Originally Posted by ontherocks83
I by no means intend this to belittle your post or your experiences as I am sorry you've had to go through what you did. However this one statement struck a chord with me.
How do you know how these people feel or what they think when you get them to do things for you? How do you know what their consideration is when you get "more cooperation" from them?
Also if you purposefully are seeking out that consideration then it makes your statement very hypocritical. And that hypocrisy can even be from purposefully having you call or ask for help as opposed to you husband doing it.
Like I said I don't mean this as anything personal or demeaning to you, but sexism works both ways and nothing makes me more frustrated then when a woman thinks that by smiling and flirting with me that I will help them out or give them a deal or something for free just because they are attractive. To me that is incredibly demeaning and insulting for them to think that they can fool me to cut them a brake because they are a woman.
Wifey B: I don't take any of it as insulting. The real reason I'm more effective and get better consideration mostly isn't my sex. I'm far more outgoing and my hubby shy. He's uncomfortable calling strangers on phone
. I'm cool with it. Now is there some tendency to help the opposite sex more? I think so on both sexes. As to the consideration they expect, I don't think any. I believe they are just responding to someone being nice to them and treating them with respect. And I do so even if they're in a grouchy mood. I might have heard them talking to others. Like the last bridge we needed opened. I might say, "Hello kind sir, we'd really be very grateful if you'd let us pass through your bridge at the 11:15 opening. We promise to be good."
My hubby doesn't realize at all, never has, how women rush to help him. He flirts totally without knowing it and unintentionally. Basically by being nice and complimentary. Oh and he flirts with 18 to 80 year olds. In person he's great, but over radio or phone
, I'm better. Let me give you an example of him. Last time at Starbucks. He smiles and say, "Oh my....what a smile you have. You made me forget why I'm here. Not coffee. Let's see. Oh I'd like...." He got his order and then said, "Thank you so much. You've brightened my day." Does it sound corny, like some line? Well, the woman was 20 years older than him. A little kindness goes a long way.
Flirting is a hard thing to define actually. Where does being nice and sweet become flirting? Is it when you're after something? Or when the other person thinks you're sweet? I don't know. I guess in some way, he and I are both big flirts. But not in a bad way. We're not trying to pick the person up or get something for nothing. We're just genuinely trying to be nice to people we meet. And we all talk differently to the opposite sex.
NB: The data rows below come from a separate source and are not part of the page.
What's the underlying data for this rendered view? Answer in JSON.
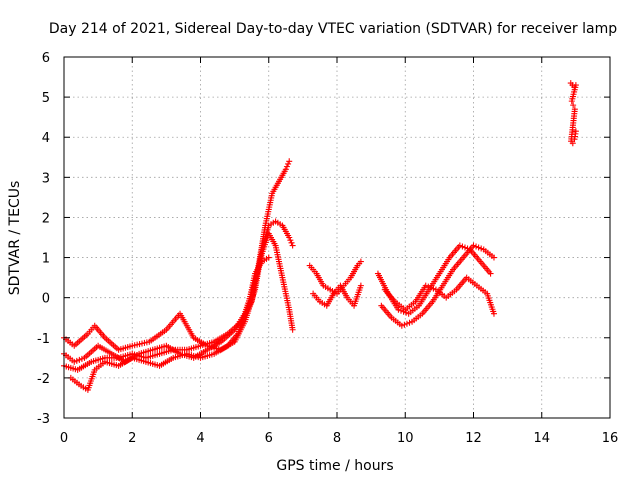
{
  "chart_data": {
    "type": "scatter",
    "title": "Day 214 of 2021, Sidereal Day-to-day VTEC variation (SDTVAR) for receiver lamp",
    "xlabel": "GPS time / hours",
    "ylabel": "SDTVAR / TECUs",
    "xlim": [
      0,
      16
    ],
    "ylim": [
      -3,
      6
    ],
    "xticks": [
      "0",
      "2",
      "4",
      "6",
      "8",
      "10",
      "12",
      "14",
      "16"
    ],
    "yticks": [
      "-3",
      "-2",
      "-1",
      "0",
      "1",
      "2",
      "3",
      "4",
      "5",
      "6"
    ],
    "grid": true,
    "marker": "+",
    "color": "#ff0000",
    "series": [
      {
        "name": "track-1",
        "x": [
          0.0,
          0.3,
          0.7,
          0.9,
          1.2,
          1.6,
          2.0,
          2.5,
          3.0,
          3.4,
          3.8,
          4.2,
          4.6,
          5.0,
          5.3,
          5.6,
          5.8,
          6.0,
          6.2,
          6.4,
          6.6,
          6.7
        ],
        "y": [
          -1.0,
          -1.2,
          -0.9,
          -0.7,
          -1.0,
          -1.3,
          -1.2,
          -1.1,
          -0.8,
          -0.4,
          -1.0,
          -1.2,
          -1.3,
          -1.1,
          -0.6,
          0.2,
          1.2,
          1.8,
          1.9,
          1.8,
          1.5,
          1.3
        ]
      },
      {
        "name": "track-2",
        "x": [
          0.0,
          0.3,
          0.6,
          1.0,
          1.4,
          1.8,
          2.2,
          2.6,
          3.0,
          3.4,
          3.8,
          4.2,
          4.6,
          5.0,
          5.3,
          5.6,
          5.8,
          6.0,
          6.2,
          6.4,
          6.6,
          6.7
        ],
        "y": [
          -1.4,
          -1.6,
          -1.5,
          -1.2,
          -1.4,
          -1.6,
          -1.4,
          -1.3,
          -1.2,
          -1.4,
          -1.5,
          -1.3,
          -1.1,
          -0.8,
          -0.4,
          0.4,
          1.1,
          1.6,
          1.3,
          0.5,
          -0.3,
          -0.8
        ]
      },
      {
        "name": "track-3",
        "x": [
          0.0,
          0.4,
          0.8,
          1.2,
          1.6,
          2.0,
          2.4,
          2.8,
          3.2,
          3.6,
          4.0,
          4.4,
          4.8,
          5.2,
          5.5,
          5.7,
          5.9,
          6.1,
          6.3,
          6.5,
          6.6
        ],
        "y": [
          -1.7,
          -1.8,
          -1.6,
          -1.5,
          -1.5,
          -1.4,
          -1.5,
          -1.4,
          -1.3,
          -1.3,
          -1.2,
          -1.1,
          -0.9,
          -0.6,
          -0.1,
          0.8,
          1.8,
          2.6,
          2.9,
          3.2,
          3.4
        ]
      },
      {
        "name": "track-4",
        "x": [
          0.2,
          0.5,
          0.7,
          0.9,
          1.2,
          1.6,
          2.0,
          2.4,
          2.8,
          3.2,
          3.6,
          4.0,
          4.4,
          4.8,
          5.1,
          5.4,
          5.6,
          5.8,
          6.0
        ],
        "y": [
          -2.0,
          -2.2,
          -2.3,
          -1.8,
          -1.6,
          -1.7,
          -1.5,
          -1.6,
          -1.7,
          -1.5,
          -1.4,
          -1.5,
          -1.4,
          -1.2,
          -0.9,
          -0.2,
          0.6,
          0.9,
          1.0
        ]
      },
      {
        "name": "track-5",
        "x": [
          7.2,
          7.4,
          7.6,
          7.8,
          8.0,
          8.2,
          8.4,
          8.6,
          8.7
        ],
        "y": [
          0.8,
          0.6,
          0.3,
          0.2,
          0.1,
          0.3,
          0.5,
          0.8,
          0.9
        ]
      },
      {
        "name": "track-6",
        "x": [
          7.3,
          7.5,
          7.7,
          7.9,
          8.1,
          8.3,
          8.5,
          8.7
        ],
        "y": [
          0.1,
          -0.1,
          -0.2,
          0.1,
          0.3,
          0.0,
          -0.2,
          0.3
        ]
      },
      {
        "name": "track-7",
        "x": [
          9.2,
          9.5,
          9.8,
          10.1,
          10.4,
          10.7,
          11.0,
          11.3,
          11.6,
          11.9,
          12.2,
          12.5
        ],
        "y": [
          0.6,
          0.1,
          -0.3,
          -0.4,
          -0.2,
          0.2,
          0.6,
          1.0,
          1.3,
          1.2,
          0.9,
          0.6
        ]
      },
      {
        "name": "track-8",
        "x": [
          9.3,
          9.6,
          9.9,
          10.2,
          10.5,
          10.8,
          11.1,
          11.4,
          11.7,
          12.0,
          12.3,
          12.6
        ],
        "y": [
          -0.2,
          -0.5,
          -0.7,
          -0.6,
          -0.4,
          -0.1,
          0.3,
          0.7,
          1.0,
          1.3,
          1.2,
          1.0
        ]
      },
      {
        "name": "track-9",
        "x": [
          9.4,
          9.7,
          10.0,
          10.3,
          10.6,
          10.9,
          11.2,
          11.5,
          11.8,
          12.1,
          12.4,
          12.6
        ],
        "y": [
          0.2,
          -0.1,
          -0.3,
          -0.1,
          0.3,
          0.2,
          0.0,
          0.2,
          0.5,
          0.3,
          0.1,
          -0.4
        ]
      },
      {
        "name": "track-10",
        "x": [
          14.85,
          14.9,
          14.95,
          15.0,
          14.88,
          14.92,
          14.97,
          14.86,
          14.91,
          14.96,
          15.0
        ],
        "y": [
          5.35,
          5.3,
          5.25,
          5.3,
          4.9,
          4.8,
          4.7,
          3.9,
          3.85,
          3.95,
          4.15
        ]
      }
    ]
  }
}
Now as to hypocritical, if the question is have I ever used my looks to get something I wanted or my way, the answer is yes. When younger, before meeting my husband. I think lots of young girls do. But young guys flirt with the girls behind the counter too. Then it became important to me to be successful on the basis of who I am, not how I look. I've never worn so many clothes or covered up as much in my life as I did as an elementary school
teacher. I hid as much of that part of me as possible. There were certainly job avenues I could have pursued to use female charm, so to speak. Look at pharmaceutical sales. Almost all attractive females. They recruit college cheerleaders.
And I don't judge girls who use their looks to get things. I don't individually know their situation in life. Is it sexist in it's own way? Absolutely. It's actually taking advantage of sexist attitudes. But sometimes there are extenuating circumstances.
And some really do anger me. I know a case recently, the girl goes after the head
of the company full speed, aggressively. She has a four year affair with him. He finally decides he doesn't feel good about himself and must stop it. She sues for sexual harassment. That's just wrong.
It's not a simple subject. The one thing I say though is just not to discriminate or be prejudiced based on anything not pertaining to what's at hand, from sex to race
to hair color to weight. Base things on the real person. And all children
should see unlimited possibilities in their lives. If we don't provide that feeling to them, then we're letting them down. We're heavily involved with an orphanage. Every one of those kids
feels rejection of the worst type, from their parents. Getting them to dream outside the world they've lived in is the hardest thing. And what some of them have been told.
But then I know. I was told when I was 14 that I'd never amount to anything so I better learn to use my body to get what I want in life. By my father. He said "Look how useless your mother is." I heard him remind my mother often that the only purpose of women was to serve men, even the bible said so. I'm blessed to have found a man so totally opposite to that who saw all I am, all I could be, and always believed in me. I honestly didn't believe it was possible. I often though perhaps my father's perception of the world was how it really worked. I remember waitressing and using looks to get bigger tips and then feeling guilty, wondering if the tips were because I was a good waitress or other reasons.
So I don't take offense because times in my life I did the things you talk about. I think now I use kindness, not sexuality. But then I don't know the thoughts of others. How can you be kind to the opposite sex and they not sometimes perceive it other ways?